Temer estaria despiorando
o “panorama financeiro”, por isso seria menos impopular do que
Dilma, portanto, o povo não estaria disposto a ir às ruas contra
ele. Ora, seria mais digno Bordin admitir que é ele e os seus
comparsas que não querem ir às ruas contra Temer. Até porque a
blindagem e a omissão seguiram mesmo quando Temer superou Dilma em
impopularidade. [16]
Nos três tópicos
seguintes, Bordin aborda aspectos institucionais. No segundo
argumenta que a Lava Jato seguiu a contragosto dos políticos e que
atingiu importantes tucanos e até o presidente. Atribui esse fato a
“nobre missão de saneamento institucional” da qual
estaria imbuído Sérgio Moro e “demais magistrados”. Não
analisa as contradições institucionais fruto da profunda crise do
regime, esquece de mencionar as inúmeras interferências políticas
(incluindo as do próprio Temer) que já livraram alguns políticos,
assim como as incoerências dos próprios “saneadores
institucionais”. Tais omissões facilitam na conclusão de que,
se a Lava Jato segue fazendo o seu trabalho, por que o povo deveria
ocupar as ruas?
“Os últimos eventos
armagedônicos, aliás, ajudam a entender (ao contrário do que se
poderia imaginar) ainda melhor porque a Avenida Paulista não está
tomada de ponta a ponta nos dias de hoje.”
“Existe forte
expectativa de que Temer seja apeado do cargo em breve”, é o
título previdente do terceiro tópico. Qual a razão de tamanha
certeza? “(...), as instituições, no momento presente, estão
cumprindo seu papel – melhor do que de costume, como pôde-se
observar”. A realidade é tão contundentemente oposta a
tamanha previsão e afirmação que a única coisa que cabe aqui são
boas, ainda que indesejadas, gargalhadas.
No quarto tópico ele se
questiona sobre “à possibilidade de impeachment” de
Temer. Reconhece que Rodrigo Maia não deseja abrir tal processo
contra Temer mas acredita, novamente previdentemente, que a
conjuntura por si só vai derrubar o presidente e reacomodar os
cargos institucionais: “De qualquer forma, será que vale a pena
mesmo esperar mais seis meses (seguindo o rito estabelecido pelo STF
em 2016), com o país em compasso de espera, para somente então
convocar eleições indiretas – reduzindo a pouco menos de um ano o
mandato do presidente tampão? Há controvérsias.”
Por fim, no quinto, e
último tópico, aborda a pressão por pedido de renúncia de Temer.

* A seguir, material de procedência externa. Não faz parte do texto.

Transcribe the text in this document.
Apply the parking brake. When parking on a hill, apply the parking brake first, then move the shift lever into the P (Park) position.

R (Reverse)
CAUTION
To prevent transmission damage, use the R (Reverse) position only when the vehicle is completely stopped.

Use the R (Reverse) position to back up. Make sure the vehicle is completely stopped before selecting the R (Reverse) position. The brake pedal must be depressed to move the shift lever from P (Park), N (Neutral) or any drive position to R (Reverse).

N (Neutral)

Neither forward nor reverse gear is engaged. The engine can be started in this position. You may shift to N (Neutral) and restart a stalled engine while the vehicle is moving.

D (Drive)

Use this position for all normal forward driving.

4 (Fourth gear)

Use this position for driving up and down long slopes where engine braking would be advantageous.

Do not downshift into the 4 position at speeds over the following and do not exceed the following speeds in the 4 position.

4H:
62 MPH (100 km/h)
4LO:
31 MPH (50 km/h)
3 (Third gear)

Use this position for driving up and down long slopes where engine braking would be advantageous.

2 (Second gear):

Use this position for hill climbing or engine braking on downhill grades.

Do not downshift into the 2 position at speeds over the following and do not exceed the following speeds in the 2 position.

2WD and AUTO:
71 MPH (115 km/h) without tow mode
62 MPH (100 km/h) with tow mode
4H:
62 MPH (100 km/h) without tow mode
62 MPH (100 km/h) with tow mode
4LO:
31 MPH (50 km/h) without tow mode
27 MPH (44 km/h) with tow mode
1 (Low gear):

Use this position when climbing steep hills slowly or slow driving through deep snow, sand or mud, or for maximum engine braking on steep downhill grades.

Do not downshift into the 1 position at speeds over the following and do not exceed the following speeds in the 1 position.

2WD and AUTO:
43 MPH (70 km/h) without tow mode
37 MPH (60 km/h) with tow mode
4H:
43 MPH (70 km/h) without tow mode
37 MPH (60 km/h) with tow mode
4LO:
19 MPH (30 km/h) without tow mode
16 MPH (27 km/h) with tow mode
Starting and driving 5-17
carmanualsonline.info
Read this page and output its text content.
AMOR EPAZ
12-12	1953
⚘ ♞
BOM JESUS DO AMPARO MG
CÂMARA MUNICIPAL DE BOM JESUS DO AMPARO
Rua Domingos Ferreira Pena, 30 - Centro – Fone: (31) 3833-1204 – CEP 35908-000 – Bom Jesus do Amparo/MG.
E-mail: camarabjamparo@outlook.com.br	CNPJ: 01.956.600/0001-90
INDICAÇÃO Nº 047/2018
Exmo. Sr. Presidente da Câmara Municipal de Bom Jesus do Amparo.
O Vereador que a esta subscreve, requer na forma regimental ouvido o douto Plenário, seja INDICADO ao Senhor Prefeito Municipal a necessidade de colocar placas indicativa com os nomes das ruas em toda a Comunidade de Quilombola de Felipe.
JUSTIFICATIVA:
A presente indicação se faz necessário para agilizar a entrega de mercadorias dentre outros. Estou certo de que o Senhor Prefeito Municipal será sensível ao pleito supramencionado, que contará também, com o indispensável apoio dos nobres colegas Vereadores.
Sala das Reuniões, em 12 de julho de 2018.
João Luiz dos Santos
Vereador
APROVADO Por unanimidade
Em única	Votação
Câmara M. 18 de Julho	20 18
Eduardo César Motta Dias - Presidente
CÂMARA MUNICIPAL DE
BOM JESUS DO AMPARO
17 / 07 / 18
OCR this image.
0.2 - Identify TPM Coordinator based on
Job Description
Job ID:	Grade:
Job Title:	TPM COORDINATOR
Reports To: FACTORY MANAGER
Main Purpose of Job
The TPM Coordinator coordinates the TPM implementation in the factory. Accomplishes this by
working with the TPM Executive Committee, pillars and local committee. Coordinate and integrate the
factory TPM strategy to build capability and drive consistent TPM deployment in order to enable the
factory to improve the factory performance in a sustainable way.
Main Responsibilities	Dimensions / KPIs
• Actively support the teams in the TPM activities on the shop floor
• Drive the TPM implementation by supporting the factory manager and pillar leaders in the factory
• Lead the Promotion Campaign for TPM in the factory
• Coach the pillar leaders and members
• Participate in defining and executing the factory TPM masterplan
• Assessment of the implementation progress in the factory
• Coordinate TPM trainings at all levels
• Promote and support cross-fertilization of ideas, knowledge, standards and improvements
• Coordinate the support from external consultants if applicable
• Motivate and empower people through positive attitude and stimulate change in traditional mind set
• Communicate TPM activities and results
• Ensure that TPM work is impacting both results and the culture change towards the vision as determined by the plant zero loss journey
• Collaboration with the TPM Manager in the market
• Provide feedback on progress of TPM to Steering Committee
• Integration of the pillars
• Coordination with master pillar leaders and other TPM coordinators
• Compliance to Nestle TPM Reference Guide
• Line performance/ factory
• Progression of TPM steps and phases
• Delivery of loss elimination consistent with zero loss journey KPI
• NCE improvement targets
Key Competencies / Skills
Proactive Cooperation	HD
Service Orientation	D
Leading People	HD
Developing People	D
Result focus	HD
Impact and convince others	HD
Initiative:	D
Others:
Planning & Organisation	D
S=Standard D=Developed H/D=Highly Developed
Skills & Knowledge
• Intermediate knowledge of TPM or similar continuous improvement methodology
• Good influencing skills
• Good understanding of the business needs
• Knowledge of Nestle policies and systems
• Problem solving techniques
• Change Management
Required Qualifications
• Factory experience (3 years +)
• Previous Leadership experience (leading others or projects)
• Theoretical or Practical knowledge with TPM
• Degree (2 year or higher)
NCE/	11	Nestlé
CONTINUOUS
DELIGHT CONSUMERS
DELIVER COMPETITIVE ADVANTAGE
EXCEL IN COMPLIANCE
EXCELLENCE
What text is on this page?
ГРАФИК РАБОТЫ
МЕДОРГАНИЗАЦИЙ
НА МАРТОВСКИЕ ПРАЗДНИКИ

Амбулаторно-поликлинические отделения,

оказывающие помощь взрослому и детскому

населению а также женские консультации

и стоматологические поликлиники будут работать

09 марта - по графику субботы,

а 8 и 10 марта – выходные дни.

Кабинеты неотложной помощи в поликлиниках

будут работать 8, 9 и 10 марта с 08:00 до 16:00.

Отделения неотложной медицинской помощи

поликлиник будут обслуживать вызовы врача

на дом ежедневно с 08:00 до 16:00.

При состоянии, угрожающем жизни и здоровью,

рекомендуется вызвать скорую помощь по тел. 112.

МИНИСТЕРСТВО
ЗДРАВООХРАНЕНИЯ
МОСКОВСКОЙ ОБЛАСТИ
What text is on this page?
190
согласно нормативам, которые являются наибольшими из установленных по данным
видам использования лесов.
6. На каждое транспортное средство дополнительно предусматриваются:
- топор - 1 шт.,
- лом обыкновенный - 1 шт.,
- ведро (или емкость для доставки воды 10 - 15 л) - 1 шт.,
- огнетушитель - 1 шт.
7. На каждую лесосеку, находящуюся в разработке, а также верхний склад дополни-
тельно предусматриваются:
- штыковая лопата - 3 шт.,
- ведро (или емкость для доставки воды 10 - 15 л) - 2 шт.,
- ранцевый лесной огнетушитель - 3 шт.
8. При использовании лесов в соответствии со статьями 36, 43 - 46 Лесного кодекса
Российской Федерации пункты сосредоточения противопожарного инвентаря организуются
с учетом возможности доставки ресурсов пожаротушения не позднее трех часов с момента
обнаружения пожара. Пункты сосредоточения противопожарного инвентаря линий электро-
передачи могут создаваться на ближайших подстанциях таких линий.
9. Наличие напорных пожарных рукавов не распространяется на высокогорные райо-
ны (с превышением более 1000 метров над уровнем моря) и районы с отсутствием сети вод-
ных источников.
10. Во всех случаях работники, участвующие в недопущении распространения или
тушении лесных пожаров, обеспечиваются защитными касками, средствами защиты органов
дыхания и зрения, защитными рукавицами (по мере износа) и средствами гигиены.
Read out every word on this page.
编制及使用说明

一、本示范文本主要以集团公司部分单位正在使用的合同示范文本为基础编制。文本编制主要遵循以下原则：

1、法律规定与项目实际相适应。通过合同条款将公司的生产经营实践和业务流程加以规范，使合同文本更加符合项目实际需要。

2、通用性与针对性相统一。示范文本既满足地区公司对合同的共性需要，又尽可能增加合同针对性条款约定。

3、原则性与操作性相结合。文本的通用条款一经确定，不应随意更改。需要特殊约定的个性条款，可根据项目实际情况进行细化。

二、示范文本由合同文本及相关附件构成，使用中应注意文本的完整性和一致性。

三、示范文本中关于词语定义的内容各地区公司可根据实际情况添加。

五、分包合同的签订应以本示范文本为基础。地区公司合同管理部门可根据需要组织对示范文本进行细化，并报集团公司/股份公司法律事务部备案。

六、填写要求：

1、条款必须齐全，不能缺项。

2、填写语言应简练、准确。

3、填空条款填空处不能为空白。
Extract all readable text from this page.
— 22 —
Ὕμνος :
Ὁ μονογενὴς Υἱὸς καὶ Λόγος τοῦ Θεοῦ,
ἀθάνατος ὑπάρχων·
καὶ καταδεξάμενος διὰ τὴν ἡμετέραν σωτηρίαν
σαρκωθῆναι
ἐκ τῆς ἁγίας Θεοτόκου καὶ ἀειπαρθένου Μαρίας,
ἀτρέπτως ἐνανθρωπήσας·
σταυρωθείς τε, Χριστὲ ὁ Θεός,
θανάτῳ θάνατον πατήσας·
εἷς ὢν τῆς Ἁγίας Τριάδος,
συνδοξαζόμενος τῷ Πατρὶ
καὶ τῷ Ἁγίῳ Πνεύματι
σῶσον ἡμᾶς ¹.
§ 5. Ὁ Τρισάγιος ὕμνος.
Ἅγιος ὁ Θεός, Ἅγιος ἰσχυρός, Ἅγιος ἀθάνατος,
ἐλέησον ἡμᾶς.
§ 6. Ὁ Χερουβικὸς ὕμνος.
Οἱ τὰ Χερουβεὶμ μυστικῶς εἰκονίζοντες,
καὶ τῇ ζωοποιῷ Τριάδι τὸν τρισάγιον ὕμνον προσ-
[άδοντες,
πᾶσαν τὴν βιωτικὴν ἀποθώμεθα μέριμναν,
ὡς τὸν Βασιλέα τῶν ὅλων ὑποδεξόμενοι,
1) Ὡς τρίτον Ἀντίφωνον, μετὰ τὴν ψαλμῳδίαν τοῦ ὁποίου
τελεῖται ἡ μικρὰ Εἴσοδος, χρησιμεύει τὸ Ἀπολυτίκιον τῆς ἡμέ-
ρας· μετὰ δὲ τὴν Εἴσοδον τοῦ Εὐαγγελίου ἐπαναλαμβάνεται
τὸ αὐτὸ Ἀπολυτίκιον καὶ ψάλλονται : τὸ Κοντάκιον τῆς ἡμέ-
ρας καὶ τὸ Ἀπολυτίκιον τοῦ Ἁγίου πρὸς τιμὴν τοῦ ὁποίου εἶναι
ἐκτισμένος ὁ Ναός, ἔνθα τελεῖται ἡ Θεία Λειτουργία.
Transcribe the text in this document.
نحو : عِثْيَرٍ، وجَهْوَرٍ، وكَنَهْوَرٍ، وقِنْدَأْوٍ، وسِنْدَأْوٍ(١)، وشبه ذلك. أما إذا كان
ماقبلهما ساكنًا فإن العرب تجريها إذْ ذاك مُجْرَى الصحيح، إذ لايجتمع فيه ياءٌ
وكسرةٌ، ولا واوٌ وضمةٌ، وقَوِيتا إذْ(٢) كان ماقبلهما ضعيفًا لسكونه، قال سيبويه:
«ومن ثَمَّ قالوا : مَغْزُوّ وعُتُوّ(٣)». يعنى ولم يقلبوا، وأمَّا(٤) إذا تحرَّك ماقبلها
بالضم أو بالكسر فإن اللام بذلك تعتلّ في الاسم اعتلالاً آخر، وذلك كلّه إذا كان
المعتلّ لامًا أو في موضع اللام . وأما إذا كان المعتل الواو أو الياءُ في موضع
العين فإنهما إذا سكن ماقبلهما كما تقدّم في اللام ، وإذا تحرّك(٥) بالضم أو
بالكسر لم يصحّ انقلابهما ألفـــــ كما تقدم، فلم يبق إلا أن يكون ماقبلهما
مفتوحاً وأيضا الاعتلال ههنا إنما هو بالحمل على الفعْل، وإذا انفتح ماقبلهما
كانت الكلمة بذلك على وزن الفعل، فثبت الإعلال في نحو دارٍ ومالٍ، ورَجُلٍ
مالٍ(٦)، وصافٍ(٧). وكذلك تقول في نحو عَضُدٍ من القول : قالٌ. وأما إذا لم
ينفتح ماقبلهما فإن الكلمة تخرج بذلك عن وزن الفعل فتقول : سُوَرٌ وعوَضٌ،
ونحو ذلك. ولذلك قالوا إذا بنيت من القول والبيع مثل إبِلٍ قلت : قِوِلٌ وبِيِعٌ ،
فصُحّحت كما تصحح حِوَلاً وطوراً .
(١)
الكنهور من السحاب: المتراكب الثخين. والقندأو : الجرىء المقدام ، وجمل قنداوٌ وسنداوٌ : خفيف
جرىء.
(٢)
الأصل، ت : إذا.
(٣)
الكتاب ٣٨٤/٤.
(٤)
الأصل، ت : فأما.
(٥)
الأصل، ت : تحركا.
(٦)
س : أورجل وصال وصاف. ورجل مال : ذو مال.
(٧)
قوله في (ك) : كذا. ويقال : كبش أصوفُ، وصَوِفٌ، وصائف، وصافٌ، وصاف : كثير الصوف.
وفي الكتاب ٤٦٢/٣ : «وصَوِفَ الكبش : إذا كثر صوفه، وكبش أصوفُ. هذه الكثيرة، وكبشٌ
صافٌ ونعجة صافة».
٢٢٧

E avaliza a posição do MBL e do Vem Pra Rua. Sobre o recuo do MBL
justificado por Kim Kataguiri diz: “Difícil discordar da
prudência do rapaz.”
Após cinco tentativas de
justificar a postura do MBL e do Vem Pra Rua diante de Temer, conclui
reconhecendo que estão a fazer “concessões” à “Esquerda
“moderada” no poder (da qual também faz parte o PMDB)” mas
que a “Direita (de verdade)” quer é “ver bandidos na
cadeia (todos, sem exceção) e que o país possa seguir seu rumo
apesar de tudo, nem que seja aos trancos e barrancos”.
Não é o ponto aqui
desmontar essa falácia de que o PMDB é de “esquerda moderada”,
até porque a própria posição de Bordin, “o direitista de
verdade”, de fazer “concessões” a ele depõem contra a sua
caracterização. Não é casual que essa “concessão” resulte na
blindagem de certos bandidos em vez de ajudar na condenação de
“todos, sem exceção”. O certo é que com os planos de ajustes
de Temer e as suas contra-reformas apoiadas por Bordin, e que seriam
tocadas por Dilma (na verdade foram elaboradas ainda na gestão
petista), o país seguirá seu rumo cada vez mais aos trancos e
barrancos.
Mais do que “concessões”,
Rodrigo Constantino parece maravilhado com o governo Temer. Em artigo
intitulado “Os impressionantes avanços em menos de um ano de
governo Temer” [17], critica aqueles que difundem por aí que
os políticos “são todos iguais”, ainda mais os que se
apoiam na corrupção para confirmar essa “tese”.
Embora figure nos mesmos
esquemas de corrupção que os outros partidos Constantino não tem
dúvidas de que a corrupção do PT, e da esquerda, é pior. A
corrupção do PT visaria um projeto de “poder” e por isso
“não dá para comparar” com “PMDB, PSDB e DEM”.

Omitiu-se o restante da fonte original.